This week, Switzerland’s Federal Council agreed that Switzerland’s legal definition of rape should be extended, reported RTS.
Currently, Swiss law defines rape as vaginal penetration by a man where the woman has resisted, a narrow definition that excludes male victims and cases where a woman has not resisted, for example in cases where resisting would put the individual at risk of greater violence.
This week, a government commission looking at the issue put forward its recommendations, which include extending the definition to all non consensual penetration (vaginal or anal) of both men and women, and including anyone who forces another to rape as a perpetrator.
The Federal Council also agreed that the concept of resistance should be abandoned. However, it stopped short of requiring expressed consent, opting instead for the principle of “no means no”.

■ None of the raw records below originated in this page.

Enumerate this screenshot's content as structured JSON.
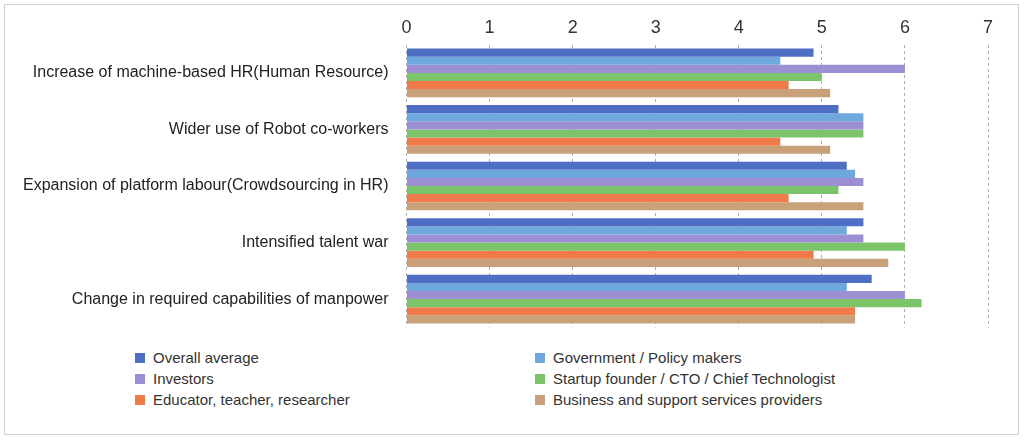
{
  "chart_data": {
    "type": "bar",
    "orientation": "horizontal",
    "categories": [
      "Increase of machine-based HR(Human Resource)",
      "Wider use of Robot co-workers",
      "Expansion of platform labour(Crowdsourcing in HR)",
      "Intensified talent war",
      "Change in required capabilities of manpower"
    ],
    "series": [
      {
        "name": "Overall average",
        "color": "#4f6fc4",
        "values": [
          4.9,
          5.2,
          5.3,
          5.5,
          5.6
        ]
      },
      {
        "name": "Government / Policy makers",
        "color": "#6fa8dc",
        "values": [
          4.5,
          5.5,
          5.4,
          5.3,
          5.3
        ]
      },
      {
        "name": "Investors",
        "color": "#9c8fd4",
        "values": [
          6.0,
          5.5,
          5.5,
          5.5,
          6.0
        ]
      },
      {
        "name": "Startup founder / CTO / Chief Technologist",
        "color": "#7cc46a",
        "values": [
          5.0,
          5.5,
          5.2,
          6.0,
          6.2
        ]
      },
      {
        "name": "Educator, teacher, researcher",
        "color": "#f07a4a",
        "values": [
          4.6,
          4.5,
          4.6,
          4.9,
          5.4
        ]
      },
      {
        "name": "Business and support services providers",
        "color": "#c8a07a",
        "values": [
          5.1,
          5.1,
          5.5,
          5.8,
          5.4
        ]
      }
    ],
    "xlim": [
      0,
      7
    ],
    "xticks": [
      0,
      1,
      2,
      3,
      4,
      5,
      6,
      7
    ],
    "grid": true,
    "legend": "bottom"
  }
}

According to a survey requested by Amnesty International Switzerland published on 12 April 2022, 45% agreed that the concept of expressed consent offered the best protection against sexual violence, 27% favoured the notion of “no means no”, while only 13% supported the status quo. The response was similar for both men and women. 47% of women favoured expressed consent compared to 44% of men.
The commission also proposed several levels of criminality: without resistance, with resistance involving cruelty, and using dangerous weapons. Penalties would depend on severity and rise to up to 20 years in prison.
In addition, the commission proposed sanctions for transferring private sexual content without consent, for example publishing intimate photos or videos without the permission of any identifiable person in them.